Mas alguma coisa, mais forte do que eu fez-me prosseguir e avançar. Não estava só; havia mais outra moçoila à mesa, mais magra e mais feia do que ela.
Quando parti para tirá-la, considerei a circunstância de que só ela não merecera de ninguém o convite para dançar. Deduzi que, por isso mesmo, meu empreendimento estaria a salvo de qualquer fracasso. Se ninguém saíra para dançar com ela era sinal evidente de que não era tão requisitada, que era, na minha visão, um refugo. E, como tal, era bem o que para um dançarino neófito servia.
Já diante dela, arrostando a sua fisionomia onde se desenhava uma expressão pouco simpática e acolhedora, disse:
- Vamos dançar?
A princípio, ela me olhou bem nos olhos como se me analisasse a alma, como se primeiro julgasse se eu a merecia. A seguir, notei que ela olhou para a companheira de mesa e deu um risinho mofento.
Enquanto isso acontecia, eu ficara feito uma esfinge silenciosa diante dela.

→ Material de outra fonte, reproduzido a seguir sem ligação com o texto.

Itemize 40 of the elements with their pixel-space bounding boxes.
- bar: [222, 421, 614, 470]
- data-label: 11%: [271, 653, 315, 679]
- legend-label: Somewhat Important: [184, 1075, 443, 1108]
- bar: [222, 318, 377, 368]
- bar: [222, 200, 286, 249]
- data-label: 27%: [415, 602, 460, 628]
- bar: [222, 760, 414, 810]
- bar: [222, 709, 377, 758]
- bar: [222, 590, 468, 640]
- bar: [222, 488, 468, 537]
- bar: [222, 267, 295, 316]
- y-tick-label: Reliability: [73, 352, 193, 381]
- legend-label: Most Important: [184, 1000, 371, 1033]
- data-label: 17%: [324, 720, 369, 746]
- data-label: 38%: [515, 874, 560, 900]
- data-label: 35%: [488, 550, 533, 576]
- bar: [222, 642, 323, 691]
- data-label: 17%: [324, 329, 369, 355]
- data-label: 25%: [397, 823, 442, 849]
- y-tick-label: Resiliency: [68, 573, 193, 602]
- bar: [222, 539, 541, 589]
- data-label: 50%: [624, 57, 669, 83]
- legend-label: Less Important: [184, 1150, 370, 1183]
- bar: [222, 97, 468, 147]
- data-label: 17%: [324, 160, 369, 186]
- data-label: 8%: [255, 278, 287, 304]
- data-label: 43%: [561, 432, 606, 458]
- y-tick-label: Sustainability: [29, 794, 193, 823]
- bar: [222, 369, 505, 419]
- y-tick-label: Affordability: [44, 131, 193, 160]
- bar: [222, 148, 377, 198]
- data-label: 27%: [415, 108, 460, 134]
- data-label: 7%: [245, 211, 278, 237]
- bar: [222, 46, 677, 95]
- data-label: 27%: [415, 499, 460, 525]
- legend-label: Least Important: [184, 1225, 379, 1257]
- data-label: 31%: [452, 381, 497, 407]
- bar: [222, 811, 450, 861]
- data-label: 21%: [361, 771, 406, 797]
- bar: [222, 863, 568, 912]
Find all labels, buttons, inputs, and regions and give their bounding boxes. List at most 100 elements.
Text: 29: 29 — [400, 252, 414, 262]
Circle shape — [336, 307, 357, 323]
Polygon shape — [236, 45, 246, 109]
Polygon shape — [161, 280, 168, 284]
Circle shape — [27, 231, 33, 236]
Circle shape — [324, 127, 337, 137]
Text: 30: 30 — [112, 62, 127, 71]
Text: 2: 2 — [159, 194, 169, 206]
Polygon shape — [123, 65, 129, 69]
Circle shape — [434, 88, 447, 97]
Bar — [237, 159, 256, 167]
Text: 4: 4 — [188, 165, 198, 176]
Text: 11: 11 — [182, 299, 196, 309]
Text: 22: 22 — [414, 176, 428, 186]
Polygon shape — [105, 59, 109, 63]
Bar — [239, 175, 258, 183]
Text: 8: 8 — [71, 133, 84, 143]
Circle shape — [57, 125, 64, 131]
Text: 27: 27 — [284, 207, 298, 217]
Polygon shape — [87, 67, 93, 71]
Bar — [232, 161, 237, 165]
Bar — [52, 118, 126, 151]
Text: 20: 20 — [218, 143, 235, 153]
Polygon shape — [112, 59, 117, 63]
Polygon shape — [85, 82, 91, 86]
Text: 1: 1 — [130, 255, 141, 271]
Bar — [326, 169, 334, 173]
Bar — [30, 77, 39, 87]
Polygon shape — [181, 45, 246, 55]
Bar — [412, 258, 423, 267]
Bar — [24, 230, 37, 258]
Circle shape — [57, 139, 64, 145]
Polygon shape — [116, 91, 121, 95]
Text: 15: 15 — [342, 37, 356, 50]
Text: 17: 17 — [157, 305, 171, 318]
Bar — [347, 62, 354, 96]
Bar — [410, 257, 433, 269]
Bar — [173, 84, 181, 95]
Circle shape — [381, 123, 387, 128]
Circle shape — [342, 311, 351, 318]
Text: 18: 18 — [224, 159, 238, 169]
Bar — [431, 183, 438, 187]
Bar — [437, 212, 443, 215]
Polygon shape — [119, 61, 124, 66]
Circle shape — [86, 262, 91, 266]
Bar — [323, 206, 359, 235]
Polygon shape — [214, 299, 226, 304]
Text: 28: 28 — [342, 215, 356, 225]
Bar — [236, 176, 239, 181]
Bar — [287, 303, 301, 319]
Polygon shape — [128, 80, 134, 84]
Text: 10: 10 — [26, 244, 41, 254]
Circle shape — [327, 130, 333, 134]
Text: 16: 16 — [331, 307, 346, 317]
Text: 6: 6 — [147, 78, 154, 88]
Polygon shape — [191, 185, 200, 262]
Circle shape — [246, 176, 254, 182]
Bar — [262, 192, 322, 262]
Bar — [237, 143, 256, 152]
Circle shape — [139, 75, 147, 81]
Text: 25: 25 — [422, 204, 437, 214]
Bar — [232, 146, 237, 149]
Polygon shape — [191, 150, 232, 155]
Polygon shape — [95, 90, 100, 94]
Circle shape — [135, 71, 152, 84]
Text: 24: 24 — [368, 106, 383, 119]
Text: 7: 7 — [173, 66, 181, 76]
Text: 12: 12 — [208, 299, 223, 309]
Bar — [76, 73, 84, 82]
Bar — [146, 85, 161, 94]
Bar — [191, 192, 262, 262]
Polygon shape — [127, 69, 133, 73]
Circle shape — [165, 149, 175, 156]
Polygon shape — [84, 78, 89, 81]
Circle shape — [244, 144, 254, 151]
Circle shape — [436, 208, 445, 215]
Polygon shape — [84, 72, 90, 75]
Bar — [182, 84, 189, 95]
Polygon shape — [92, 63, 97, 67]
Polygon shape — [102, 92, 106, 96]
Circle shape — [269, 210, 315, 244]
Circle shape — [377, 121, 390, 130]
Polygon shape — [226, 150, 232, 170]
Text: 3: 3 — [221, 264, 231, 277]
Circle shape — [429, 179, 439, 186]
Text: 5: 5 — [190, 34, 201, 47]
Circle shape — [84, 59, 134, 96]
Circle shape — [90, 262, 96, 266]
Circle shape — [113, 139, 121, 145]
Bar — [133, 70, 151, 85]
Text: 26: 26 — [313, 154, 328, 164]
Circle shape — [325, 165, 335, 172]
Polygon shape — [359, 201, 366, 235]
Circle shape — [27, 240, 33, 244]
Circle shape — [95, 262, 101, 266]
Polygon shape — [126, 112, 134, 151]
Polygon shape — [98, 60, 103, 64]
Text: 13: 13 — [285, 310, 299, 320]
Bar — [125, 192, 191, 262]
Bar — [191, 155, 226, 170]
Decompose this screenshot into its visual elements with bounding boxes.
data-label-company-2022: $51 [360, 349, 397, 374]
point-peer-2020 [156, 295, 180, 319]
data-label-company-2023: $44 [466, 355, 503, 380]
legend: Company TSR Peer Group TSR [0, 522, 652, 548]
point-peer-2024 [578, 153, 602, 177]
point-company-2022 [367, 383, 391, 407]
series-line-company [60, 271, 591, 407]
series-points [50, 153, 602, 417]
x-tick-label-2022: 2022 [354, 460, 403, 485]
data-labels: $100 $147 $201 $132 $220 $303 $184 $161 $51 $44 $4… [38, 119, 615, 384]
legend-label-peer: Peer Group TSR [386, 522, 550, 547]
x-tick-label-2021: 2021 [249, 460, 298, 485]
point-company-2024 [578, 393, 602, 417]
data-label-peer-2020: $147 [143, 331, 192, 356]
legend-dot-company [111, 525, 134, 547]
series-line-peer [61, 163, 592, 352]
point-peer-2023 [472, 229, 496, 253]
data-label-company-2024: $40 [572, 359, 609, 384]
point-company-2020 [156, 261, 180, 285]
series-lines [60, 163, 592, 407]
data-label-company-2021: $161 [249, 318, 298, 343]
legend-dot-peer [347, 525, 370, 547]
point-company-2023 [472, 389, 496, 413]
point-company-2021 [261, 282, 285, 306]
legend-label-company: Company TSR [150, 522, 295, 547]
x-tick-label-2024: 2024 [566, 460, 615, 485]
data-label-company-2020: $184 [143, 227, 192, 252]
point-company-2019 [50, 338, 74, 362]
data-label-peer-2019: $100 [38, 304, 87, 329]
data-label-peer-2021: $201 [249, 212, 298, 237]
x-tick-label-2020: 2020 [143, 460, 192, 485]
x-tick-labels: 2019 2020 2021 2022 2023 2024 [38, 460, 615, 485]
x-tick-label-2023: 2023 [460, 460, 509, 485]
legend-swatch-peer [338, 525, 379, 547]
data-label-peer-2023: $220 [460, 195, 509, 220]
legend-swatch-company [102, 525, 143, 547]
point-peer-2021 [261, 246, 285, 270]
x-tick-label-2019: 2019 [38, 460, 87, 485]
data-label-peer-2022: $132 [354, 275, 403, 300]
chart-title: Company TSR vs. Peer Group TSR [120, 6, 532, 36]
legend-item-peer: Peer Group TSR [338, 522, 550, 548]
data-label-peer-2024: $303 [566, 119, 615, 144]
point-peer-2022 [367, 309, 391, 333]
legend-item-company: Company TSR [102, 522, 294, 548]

Fez uma cara de poucos amigos, franziu a boca num muxoxo e proferiu a sentença acachapante:
- Não, não posso.
Fiquei paralisado, sem saber que rumo tomar, se voltava sobre meus próprios pés, se permanecia feito idiota diante dela ou se seguia outro qualquer caminho. Fiquei assim indeciso por alguns momentos. Atrás de mim, ouvi espoucarem risos.
Como não havia outro jeito e desde que senti que já podia despregar os pés do chão, com força suficiente para me mover, enfiei em direção à porta de saída do clube, desci três ou quatro lances de escada com a celeridade de um raio e, quando me vi lá fora, por fim livre do vexame, tomei fôlego e saí feito louco pelas ruas.